Leitsatz (amtlich)

Zu den inhaltlichen Anforderungen an eine Übertragung von Verkehrssicherungspflichten:

Die Übertragung von Verkehrssicherungspflichten durch den primär verkehrssicherungspflichtigen Eigentümer auf einen Hauswart (hier: einen 67 Jahre alten Rentner) ist unwirksam, wenn neben der Verpflichtung zum Rasenmähen, Fegen, Räumen und Streuen "die allgemeine Gebäudeaufsicht hinsichtlich der baulichen Instandhaltung" übertragen wird.

Wird in einem Hauswartvertrag die Verkehrssicherungspflicht für mehr als 20 (Mehrfamilien-)Häuser, außerdem Läden und Garagen, übertragen, und erhält der Hauswart für seine Tätigkeit nur ein Entgelt dergestalt, dass er in einer 48 m2 großen Wohnung mit zwei Zimmern frei wohnen darf (nur Grundmiete), dann kommt zwar die Annahme der Sittenwidrigkeit des Hauswartvertrages in Betracht.

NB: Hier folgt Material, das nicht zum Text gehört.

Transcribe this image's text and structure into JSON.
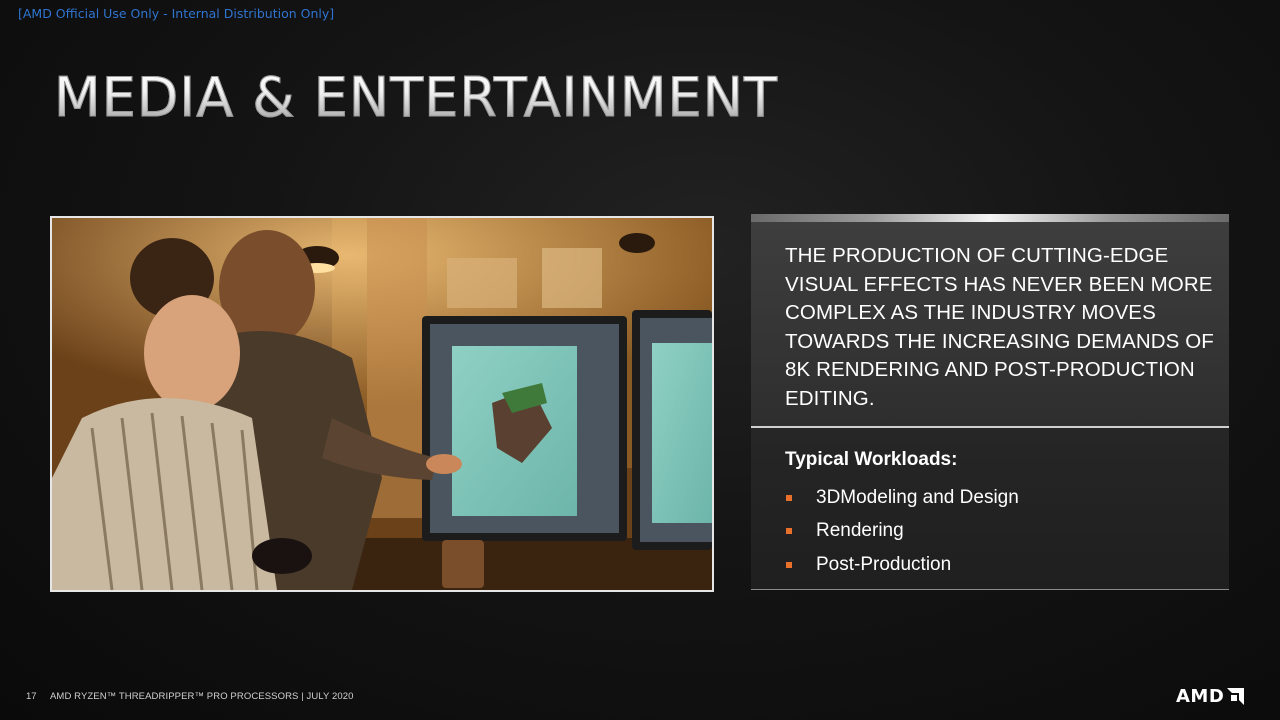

Auf die formale Wirksamkeit des Vertrages, mit dem Verkehrssicherungspflichten übertragen werden sollen, kommt es aber nicht an.

 

Normenkette

BGB §§ 823, 138 Abs. 1

 

Verfahrensgang

LG Hannover (Urteil vom 03.12.2009; Aktenzeichen 19 O 139/09)

 

Tenor

1. Auf die Berufung des Klägers wird das am 3.12.2009 verkündete Urteil der Einzelrichterin der 19. Zivilkammer des LG Hannover geändert:

Der Beklagte wird verurteilt, an die Klägerin 4.775,75 EUR nebst Zinsen i.H.v. 5 %-Punkten über dem Basiszinssatz auf 4.453,55 EUR seit dem 3.2.2007 sowie auf 322,20 EUR seit dem 5.7.2007 zu zahlen.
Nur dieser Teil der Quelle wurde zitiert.